Modalités du consentement :
- Au Maroc, l’expression de la volonté d’autoriser ou d’interdire des prélèvements sur une personne après son décès est
une faculté permise à toute personne majeure jouissant de ses pleines capacités (article 13 de la loi marocaine n° 16-98).
- En l’absence d’une position exprimée par l’individu de son vivant vis-à-vis du don, c’est le principe du consentement
présumé qui a été retenu par la lettre de la loi n° 16-98 comme une base légale au prélèvement sur les défunts n’ayant pas
exprimé leur refus de leurs vivants.
- Ce principe est annoncé à l’article 16 de la loi n° 16-98 qui stipule : « Dans les hôpitaux publics agréés et dont la liste est
fixée par le ministre de la santé, les prélèvements d’organes peuvent être effectués à des fins thérapeutiques ou
scientifiques sur des personnes décédées n’ayant pas fait connaître de leur vivant leur refus de tels prélèvements, sauf
dans le cas d’opposition du conjoint et à défaut, les ascendants et à défaut les descendants ».
- Toute personne n’ayant pas exprimé son refus sera susceptible d’être prélevée.
- Les articles 14 et 15 de la loi marocaine n°16-98 abordent les modalités d’enregistrement du consentement et du refus
des prélèvements au niveau du tribunal compétent. La déclaration du consentement ou du refus du donneur potentiel est
transmise à tous les hôpitaux compétents pour effectuer des prélèvements sur des personnes décédées.
- Par ailleurs, il est instauré dans les hôpitaux susvisés un registre spécial destiné à recevoir les déclarations notamment
de refus aux prélèvements de toute personne admise dans ces hôpitaux (article 17 et 18 de la loi n°16-98).
- Le consentement en faveur du don d’organes ne peut être présumé que si le défunt n’a laissé aucune indication ou
n’existe aucun témoignage de la part des personnes qui l’ont côtoyé, laissant penser qu’il s’opposerait à un prélèvement
sur son cadavre.
- La famille a le pouvoir de décision en l’absence d’une volonté exprimée par le défunt de son vivant. Bien entendu, la
volonté de ce dernier prime celle des proches.
- Le législateur a par ailleurs, établi une hiérarchisation de ce pouvoir décisionnel au sein de la famille dans le souci
d’éviter les conflits intrafamiliaux.

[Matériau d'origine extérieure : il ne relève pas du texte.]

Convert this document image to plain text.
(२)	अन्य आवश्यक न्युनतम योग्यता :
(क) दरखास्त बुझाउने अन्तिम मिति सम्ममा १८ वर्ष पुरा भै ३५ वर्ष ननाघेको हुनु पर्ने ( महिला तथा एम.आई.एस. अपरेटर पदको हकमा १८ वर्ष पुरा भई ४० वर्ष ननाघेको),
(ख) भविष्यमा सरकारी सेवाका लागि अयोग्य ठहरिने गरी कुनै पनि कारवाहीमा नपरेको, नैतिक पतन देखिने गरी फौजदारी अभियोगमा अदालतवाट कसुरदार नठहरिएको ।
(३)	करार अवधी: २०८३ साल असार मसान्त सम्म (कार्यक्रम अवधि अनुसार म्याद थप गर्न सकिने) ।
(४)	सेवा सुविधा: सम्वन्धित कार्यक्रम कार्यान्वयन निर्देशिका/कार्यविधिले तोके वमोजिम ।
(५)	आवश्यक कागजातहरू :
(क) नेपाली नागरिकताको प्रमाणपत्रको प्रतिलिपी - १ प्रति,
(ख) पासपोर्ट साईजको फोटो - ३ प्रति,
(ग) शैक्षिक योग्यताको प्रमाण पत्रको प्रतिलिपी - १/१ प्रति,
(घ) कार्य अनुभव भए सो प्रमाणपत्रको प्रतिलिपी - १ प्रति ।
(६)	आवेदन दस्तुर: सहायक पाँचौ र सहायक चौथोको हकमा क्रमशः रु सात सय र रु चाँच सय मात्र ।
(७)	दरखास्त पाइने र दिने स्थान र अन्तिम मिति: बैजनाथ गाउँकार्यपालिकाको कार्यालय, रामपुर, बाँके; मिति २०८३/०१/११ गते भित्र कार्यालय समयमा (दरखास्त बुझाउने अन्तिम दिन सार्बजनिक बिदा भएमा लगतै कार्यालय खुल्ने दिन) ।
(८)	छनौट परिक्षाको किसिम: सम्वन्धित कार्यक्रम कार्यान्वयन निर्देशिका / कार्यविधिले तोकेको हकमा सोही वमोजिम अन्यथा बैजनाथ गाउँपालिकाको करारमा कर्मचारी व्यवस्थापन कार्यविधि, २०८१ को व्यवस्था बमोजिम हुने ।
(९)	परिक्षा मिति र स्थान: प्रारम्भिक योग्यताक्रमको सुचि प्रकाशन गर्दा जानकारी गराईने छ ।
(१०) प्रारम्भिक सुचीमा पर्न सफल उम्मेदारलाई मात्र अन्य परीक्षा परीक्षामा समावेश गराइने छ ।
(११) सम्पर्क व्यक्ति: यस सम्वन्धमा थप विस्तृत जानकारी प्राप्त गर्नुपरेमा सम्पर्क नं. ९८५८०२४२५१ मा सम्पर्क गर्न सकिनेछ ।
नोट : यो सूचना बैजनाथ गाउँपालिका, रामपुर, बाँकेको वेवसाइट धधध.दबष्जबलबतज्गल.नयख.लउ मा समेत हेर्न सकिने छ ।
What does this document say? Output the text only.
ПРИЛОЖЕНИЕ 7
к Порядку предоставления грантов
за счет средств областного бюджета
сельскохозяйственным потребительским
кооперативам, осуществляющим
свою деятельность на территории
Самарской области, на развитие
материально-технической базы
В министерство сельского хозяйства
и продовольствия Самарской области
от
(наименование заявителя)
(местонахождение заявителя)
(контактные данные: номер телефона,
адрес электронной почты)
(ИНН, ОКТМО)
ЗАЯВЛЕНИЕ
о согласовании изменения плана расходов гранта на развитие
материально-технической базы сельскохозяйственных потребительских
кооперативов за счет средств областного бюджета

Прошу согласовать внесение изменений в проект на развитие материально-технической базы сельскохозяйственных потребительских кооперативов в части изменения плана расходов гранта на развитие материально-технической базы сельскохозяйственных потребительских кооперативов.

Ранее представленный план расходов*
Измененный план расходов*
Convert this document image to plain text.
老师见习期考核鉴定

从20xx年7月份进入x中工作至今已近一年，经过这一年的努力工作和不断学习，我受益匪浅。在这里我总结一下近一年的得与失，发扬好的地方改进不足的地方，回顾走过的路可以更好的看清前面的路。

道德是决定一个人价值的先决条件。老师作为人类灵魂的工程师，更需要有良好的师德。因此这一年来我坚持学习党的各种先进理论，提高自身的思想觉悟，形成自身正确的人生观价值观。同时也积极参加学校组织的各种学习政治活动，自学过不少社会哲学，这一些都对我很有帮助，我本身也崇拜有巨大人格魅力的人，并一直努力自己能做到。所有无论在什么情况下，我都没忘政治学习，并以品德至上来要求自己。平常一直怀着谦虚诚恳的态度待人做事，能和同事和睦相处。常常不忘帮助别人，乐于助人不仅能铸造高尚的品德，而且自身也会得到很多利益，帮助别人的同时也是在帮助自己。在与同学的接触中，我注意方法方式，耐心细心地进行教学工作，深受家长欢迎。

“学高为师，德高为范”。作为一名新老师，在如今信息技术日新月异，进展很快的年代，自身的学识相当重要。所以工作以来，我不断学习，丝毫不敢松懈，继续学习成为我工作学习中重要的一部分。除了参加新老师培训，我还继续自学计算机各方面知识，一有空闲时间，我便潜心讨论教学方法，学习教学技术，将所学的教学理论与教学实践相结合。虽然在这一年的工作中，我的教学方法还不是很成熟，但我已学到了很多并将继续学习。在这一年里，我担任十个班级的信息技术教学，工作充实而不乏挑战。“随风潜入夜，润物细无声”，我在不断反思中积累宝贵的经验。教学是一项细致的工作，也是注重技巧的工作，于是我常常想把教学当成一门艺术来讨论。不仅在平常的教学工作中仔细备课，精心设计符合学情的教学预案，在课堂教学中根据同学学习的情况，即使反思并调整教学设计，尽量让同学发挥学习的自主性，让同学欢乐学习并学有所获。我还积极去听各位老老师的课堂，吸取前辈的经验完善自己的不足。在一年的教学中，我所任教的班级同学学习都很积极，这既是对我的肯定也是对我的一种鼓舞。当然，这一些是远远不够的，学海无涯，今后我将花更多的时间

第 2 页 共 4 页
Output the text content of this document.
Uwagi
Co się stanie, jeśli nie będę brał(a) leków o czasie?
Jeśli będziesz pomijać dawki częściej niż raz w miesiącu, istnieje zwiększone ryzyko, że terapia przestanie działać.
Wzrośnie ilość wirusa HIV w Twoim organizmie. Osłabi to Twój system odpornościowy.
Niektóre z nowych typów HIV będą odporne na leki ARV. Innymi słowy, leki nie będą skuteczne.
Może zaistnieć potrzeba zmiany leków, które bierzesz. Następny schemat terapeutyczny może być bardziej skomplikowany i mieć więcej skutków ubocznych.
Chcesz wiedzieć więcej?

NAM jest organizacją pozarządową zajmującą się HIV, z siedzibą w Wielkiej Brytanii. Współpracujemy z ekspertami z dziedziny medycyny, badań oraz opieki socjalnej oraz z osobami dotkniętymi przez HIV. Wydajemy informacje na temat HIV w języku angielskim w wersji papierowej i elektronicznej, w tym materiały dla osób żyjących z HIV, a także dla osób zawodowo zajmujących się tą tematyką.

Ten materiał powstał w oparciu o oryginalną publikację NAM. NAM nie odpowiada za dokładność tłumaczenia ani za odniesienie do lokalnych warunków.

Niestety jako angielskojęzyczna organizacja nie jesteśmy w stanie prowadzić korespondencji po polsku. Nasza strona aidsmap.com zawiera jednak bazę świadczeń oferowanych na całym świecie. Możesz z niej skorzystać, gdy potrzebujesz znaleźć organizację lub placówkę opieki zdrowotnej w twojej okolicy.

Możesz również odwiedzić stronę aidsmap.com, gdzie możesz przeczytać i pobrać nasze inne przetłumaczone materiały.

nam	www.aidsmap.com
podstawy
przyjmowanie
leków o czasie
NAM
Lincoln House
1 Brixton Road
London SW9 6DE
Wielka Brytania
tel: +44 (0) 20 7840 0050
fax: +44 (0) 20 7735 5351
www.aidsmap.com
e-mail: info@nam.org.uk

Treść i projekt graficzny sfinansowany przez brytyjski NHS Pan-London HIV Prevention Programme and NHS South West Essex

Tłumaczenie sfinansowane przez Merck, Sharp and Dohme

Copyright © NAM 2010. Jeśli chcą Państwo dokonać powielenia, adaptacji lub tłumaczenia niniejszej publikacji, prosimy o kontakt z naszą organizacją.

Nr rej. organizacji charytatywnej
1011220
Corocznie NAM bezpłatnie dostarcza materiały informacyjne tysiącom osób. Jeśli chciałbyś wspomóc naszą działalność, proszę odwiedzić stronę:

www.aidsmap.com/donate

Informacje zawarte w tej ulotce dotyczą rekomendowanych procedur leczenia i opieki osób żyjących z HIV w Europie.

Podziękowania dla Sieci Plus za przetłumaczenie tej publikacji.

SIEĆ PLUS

L’article 16 de la loi n° 16-98 stipule en effet : « Dans les hôpitaux publics agréés et dont
la liste est fixée par le ministre de la santé, des prélèvements d’organes peuvent être effectués à des fins thérapeutiques et
scientifiques sur des personnes décédées n’ayant pas fait connaître de leur vivant leur refus de tels prélèvements, sauf
dans le cas d’opposition du conjoint et à défaut, des ascendants et à défaut, des descendants ».
- Le prélèvement sur un mineur ou un incapable majeur décédé :
On retrouve ici la notion du consentement substitutif alloué par le législateur marocain au représentant légal. Toutefois, ce
consentement ne joue que dans la mesure où le défunt n’a pas fait connaître de son vivant son refus à de tels
prélèvements (article 20 de la loi n° 16-98).
- Concernant la personne majeure qui n’est pas en mesure de manifester sa volonté en raison de son état mental,
l’opposition pourra être exprimée durant sa vie par le représentant légal.

D/ Les conditions techniques :


*Le constat de la mort cérébrale (encéphalique) :
- Le législateur marocain a admis à son tour le critère neurologique de la définition de la mort en stipulant dans l’article 21
de la loi n° 16-98 : « Le prélèvement ne peut être effectué qu’après avoir établi un constat de la mort cérébrale du donneur
et en l’absence de toute suspicion sur les origines du décès. Ce constat est effectué par deux médecins de
l’établissement hospitalier désignés à cette fin par le ministre de la santé après avis du président du conseil national de
l’ordre des médecins. En aucun cas, ces médecins ne peuvent être affectés à l’équipe médicale chargée du prélèvement
ou de la transplantation de l’organe prélevé sur la personne dont ils ont constaté le décès ».
- Le constat de mort cérébrale est établi ainsi à partir des signes cliniques et paracliniques concordants qui ont été fixés
par le ministre de la santé dans son arrêté n° 1641-03 du 10-11-2003 (voir cours de la mort).